Director/Writer: Nawapol Thamrongrattanarit
Main Actors: Vajrasthira Koramit, Wanlop Rungkamjad
Length: 68mins Thailand Thai with English subtitles Drama
36 is an exquisite examination into memory and loss in the digital age. A startling debut from Thailand’s Nawapol Thamrongrattanarit, the film takes its name from the number of frames found on a roll of 35mm film – and just like those remnants of our analogue past, 36 is divided into 36 frames, each one heralded by a poetic title and played in a single shot. If that sounds pretentious, it isn’t. Thamrongrattanarit’s film is genuinely thoughtful, managing to be both meaningful and meditative without become oblique.
A rumination tinged with melancholy, 36 begins with a location scout, Sai (Vajrasthira Koramit), taking photographs while on a recce. With her is an art director, Oom (Wanlop Rungkamjad), and as the two discuss the practicalities of filming within the location, we witness a bourgeoning friendship forming before our eyes. But then, after just 11 ‘frames’, the credits roll, and ‘frame’ 12 starts the story afresh: time has moved on, and so has Oom.

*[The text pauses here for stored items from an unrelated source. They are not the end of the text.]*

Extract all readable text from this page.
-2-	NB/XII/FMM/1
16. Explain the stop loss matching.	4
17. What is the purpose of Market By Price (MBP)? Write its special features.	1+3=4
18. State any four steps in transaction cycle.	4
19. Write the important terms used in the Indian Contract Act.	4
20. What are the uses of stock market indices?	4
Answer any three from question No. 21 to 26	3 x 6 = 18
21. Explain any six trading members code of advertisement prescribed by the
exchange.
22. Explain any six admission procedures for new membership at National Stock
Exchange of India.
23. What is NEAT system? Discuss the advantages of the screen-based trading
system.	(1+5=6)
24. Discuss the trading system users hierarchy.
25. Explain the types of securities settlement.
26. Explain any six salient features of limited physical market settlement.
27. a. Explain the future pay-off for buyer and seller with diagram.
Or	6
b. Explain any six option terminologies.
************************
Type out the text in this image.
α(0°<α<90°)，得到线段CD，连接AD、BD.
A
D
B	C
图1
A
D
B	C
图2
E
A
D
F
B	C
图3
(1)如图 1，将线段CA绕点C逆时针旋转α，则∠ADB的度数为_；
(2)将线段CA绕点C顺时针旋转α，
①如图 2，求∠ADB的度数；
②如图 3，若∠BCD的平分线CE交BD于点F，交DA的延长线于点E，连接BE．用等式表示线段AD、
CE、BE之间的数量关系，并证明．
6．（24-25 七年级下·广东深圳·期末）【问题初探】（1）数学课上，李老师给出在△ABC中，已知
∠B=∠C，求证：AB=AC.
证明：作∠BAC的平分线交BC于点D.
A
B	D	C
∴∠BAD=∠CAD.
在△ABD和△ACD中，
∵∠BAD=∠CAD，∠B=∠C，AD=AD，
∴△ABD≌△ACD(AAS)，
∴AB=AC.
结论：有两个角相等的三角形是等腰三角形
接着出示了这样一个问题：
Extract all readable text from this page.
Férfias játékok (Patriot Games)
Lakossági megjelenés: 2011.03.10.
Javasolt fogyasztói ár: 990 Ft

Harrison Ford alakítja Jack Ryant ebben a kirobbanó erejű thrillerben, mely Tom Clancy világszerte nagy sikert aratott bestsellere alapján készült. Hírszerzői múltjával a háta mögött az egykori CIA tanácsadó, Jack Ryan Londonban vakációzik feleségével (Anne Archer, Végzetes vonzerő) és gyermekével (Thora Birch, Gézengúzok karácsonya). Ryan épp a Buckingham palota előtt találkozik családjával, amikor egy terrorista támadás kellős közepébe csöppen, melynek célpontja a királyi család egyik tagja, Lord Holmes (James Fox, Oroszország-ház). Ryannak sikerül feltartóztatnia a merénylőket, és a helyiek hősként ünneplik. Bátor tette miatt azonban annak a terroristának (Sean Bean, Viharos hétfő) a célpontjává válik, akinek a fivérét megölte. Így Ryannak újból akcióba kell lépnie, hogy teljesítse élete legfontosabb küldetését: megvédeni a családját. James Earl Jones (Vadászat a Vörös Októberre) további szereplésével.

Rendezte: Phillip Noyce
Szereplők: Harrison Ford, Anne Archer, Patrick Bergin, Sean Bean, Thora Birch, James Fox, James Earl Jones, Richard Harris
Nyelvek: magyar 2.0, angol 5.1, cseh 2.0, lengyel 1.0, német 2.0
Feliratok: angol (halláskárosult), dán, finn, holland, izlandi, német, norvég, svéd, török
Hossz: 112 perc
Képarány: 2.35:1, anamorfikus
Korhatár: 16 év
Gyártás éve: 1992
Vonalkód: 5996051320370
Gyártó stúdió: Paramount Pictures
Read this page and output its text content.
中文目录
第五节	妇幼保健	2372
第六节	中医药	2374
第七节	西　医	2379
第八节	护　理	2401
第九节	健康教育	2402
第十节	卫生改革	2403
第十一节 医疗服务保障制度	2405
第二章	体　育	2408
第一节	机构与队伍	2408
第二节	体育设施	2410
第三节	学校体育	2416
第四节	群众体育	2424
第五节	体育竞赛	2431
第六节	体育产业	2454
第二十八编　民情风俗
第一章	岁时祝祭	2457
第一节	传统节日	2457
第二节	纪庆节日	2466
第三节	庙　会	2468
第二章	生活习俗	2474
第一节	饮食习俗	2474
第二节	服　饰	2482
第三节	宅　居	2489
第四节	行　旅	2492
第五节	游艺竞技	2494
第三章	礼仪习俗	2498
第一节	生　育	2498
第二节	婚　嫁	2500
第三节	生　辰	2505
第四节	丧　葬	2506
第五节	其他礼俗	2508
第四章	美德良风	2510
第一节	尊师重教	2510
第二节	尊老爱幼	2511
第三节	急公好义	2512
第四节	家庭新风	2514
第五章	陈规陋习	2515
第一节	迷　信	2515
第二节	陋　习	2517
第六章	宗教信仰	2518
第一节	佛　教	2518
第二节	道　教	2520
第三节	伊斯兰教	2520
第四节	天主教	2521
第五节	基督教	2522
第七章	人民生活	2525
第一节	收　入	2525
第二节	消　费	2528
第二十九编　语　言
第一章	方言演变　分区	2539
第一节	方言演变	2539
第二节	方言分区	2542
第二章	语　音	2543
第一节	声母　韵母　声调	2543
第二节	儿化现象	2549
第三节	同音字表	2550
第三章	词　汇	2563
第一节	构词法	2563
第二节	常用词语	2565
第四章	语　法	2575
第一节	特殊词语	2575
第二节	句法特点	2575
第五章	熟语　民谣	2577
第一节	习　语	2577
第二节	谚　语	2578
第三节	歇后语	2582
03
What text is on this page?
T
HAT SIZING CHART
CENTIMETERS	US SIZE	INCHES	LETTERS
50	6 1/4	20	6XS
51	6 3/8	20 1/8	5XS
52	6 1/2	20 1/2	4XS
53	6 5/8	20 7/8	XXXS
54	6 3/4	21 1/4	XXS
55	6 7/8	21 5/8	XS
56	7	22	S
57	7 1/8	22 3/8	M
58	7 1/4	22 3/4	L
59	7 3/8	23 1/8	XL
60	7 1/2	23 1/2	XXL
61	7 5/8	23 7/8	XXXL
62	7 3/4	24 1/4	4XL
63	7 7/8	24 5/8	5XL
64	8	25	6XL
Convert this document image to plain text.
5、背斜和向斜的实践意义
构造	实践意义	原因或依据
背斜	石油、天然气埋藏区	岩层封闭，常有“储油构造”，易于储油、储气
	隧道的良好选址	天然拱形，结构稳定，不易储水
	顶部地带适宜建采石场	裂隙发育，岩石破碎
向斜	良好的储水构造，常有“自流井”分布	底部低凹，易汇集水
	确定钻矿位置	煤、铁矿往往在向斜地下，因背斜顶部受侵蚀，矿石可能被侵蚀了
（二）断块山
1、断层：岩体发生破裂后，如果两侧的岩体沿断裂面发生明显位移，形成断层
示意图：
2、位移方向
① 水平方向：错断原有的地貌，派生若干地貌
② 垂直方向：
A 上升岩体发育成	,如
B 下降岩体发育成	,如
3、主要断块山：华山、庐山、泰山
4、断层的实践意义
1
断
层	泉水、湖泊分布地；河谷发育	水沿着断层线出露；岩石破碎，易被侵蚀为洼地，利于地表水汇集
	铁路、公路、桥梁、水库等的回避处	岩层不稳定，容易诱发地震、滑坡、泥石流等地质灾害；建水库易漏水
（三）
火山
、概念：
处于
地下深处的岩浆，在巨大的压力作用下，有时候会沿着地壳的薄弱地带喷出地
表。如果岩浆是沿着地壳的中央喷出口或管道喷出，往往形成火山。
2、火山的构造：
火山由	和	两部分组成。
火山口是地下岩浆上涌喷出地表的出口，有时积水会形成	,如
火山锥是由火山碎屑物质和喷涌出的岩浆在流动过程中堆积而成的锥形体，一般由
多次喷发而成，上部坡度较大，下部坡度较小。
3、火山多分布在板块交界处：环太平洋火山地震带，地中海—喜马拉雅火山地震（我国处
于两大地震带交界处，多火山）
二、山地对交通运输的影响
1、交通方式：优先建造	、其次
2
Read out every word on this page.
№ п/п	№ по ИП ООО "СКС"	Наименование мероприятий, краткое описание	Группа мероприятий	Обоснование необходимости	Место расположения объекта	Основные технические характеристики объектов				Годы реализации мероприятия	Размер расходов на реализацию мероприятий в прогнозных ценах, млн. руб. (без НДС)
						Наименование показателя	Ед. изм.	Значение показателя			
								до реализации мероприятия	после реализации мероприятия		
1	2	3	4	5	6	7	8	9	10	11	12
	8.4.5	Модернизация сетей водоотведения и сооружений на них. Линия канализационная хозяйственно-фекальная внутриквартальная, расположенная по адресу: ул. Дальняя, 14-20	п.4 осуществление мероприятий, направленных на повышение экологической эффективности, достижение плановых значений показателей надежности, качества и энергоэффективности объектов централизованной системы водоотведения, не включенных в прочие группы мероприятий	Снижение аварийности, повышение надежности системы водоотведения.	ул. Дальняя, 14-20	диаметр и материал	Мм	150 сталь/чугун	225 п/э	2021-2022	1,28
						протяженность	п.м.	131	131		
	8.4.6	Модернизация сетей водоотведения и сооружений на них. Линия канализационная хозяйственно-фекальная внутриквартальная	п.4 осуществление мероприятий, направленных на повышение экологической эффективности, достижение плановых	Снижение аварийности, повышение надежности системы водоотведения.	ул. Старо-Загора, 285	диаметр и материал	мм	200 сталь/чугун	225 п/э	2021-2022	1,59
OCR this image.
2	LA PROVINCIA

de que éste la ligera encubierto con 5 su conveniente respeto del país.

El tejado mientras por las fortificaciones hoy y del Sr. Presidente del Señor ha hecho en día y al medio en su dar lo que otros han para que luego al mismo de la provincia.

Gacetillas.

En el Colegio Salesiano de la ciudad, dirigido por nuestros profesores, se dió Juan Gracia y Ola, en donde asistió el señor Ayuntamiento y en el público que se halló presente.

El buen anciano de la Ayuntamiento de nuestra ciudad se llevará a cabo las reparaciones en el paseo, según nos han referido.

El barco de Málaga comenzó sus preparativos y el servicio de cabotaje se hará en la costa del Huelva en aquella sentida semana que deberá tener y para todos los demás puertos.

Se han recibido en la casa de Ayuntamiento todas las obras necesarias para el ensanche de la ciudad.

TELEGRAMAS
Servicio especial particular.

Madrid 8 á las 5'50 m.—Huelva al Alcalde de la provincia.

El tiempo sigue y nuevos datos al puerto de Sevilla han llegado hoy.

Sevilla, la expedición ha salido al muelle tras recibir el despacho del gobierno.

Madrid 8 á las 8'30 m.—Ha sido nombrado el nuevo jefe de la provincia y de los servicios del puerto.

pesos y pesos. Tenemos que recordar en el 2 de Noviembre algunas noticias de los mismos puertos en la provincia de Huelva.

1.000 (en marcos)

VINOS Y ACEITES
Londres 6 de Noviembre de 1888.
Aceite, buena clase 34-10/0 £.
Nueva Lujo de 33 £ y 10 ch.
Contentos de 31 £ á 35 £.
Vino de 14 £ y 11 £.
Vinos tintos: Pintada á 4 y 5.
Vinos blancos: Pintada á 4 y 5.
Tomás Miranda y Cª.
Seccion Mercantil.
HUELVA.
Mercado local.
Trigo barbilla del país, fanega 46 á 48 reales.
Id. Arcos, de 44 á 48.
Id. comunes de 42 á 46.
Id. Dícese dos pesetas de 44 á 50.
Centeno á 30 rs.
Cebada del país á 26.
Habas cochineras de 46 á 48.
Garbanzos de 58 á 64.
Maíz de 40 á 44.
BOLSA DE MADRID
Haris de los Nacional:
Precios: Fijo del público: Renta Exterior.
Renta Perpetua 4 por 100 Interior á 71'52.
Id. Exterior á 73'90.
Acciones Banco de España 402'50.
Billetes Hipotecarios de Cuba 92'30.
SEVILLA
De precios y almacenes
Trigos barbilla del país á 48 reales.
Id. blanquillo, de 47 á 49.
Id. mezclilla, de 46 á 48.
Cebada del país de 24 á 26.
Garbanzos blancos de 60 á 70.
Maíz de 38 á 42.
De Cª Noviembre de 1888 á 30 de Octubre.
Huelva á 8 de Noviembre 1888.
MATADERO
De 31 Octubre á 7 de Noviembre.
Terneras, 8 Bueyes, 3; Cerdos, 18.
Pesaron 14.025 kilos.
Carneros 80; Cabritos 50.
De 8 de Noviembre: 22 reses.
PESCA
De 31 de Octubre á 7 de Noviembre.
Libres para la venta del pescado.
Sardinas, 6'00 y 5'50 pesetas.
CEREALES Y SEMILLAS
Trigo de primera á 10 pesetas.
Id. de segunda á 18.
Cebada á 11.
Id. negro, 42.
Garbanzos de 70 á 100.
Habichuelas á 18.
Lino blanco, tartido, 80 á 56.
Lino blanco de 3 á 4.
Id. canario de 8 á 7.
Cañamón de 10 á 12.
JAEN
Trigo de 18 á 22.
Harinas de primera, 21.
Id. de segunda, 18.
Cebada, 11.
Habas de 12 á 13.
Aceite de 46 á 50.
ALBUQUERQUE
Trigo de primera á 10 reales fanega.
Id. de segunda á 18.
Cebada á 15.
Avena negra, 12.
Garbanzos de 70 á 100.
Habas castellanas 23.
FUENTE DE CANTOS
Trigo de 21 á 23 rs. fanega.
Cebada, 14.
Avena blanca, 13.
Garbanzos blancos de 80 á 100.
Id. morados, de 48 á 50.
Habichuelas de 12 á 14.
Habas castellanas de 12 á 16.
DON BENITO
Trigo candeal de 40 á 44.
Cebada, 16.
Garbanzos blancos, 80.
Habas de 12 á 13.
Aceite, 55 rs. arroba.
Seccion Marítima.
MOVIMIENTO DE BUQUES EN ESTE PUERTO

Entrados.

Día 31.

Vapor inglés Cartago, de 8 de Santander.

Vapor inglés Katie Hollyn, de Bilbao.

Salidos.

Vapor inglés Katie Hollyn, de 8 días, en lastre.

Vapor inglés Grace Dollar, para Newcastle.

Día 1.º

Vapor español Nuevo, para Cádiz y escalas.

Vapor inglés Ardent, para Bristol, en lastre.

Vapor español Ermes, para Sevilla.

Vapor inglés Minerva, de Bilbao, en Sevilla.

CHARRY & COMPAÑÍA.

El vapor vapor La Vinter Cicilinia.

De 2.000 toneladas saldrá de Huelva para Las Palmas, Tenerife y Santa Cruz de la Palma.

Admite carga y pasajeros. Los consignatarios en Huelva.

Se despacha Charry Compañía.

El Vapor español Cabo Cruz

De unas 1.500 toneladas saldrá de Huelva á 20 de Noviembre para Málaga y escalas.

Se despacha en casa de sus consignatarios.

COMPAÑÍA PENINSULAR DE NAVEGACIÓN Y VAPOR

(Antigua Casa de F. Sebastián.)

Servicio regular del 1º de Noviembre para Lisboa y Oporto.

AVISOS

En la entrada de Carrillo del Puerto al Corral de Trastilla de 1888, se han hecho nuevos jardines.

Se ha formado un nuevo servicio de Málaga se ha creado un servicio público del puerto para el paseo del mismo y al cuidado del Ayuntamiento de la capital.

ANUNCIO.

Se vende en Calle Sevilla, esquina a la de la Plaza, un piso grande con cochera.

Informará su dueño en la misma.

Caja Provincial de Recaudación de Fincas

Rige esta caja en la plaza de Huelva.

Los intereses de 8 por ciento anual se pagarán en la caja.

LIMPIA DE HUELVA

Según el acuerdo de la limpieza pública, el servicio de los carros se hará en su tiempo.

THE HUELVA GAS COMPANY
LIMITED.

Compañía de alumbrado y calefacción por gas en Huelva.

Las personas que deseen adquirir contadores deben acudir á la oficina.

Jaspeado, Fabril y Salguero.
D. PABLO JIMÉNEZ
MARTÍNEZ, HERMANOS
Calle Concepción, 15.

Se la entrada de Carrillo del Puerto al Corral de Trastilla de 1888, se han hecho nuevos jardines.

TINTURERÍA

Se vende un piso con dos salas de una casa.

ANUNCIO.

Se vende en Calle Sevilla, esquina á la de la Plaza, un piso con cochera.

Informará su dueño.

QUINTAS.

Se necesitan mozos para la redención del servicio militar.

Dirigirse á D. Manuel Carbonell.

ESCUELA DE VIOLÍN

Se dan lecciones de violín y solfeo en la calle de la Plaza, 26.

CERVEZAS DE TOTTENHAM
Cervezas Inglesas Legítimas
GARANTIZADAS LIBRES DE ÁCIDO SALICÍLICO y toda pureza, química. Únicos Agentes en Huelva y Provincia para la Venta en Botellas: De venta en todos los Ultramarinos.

And then Sai’s external hard drive goes down, taking a year’s worth of her location photographs with it. For Sai, “it’s like a whole year has died”.
As Sai begins the journey of attempting to recover the drive’s data, and with it her memories of Oom, the film becomes pervaded by a sense of loss and impermanence. Later, Sai talks to a director as he fingers a printed photograph, explaining that he wants to shoot in the pictured location because it has “a past” – but the building no longer exists and the photograph is all that remains. So photographs are not only memories, but histories too.
In an age when tourists and rock concert spectators seem more concerned with taking photographs than enjoying the moment, it seems the spectre of Baudrillard’s simulacra is never far away – and, 36 seems to suggest, we may be missing out on living life by living through unreliable technology. In other words, in the digital age, history is slipping away. One can only hope that the same fate doesn’t await this beautiful, haunting debut: as a film about photography, 36 is also a film about looking – so see it as soon as you can. Alex Barratt.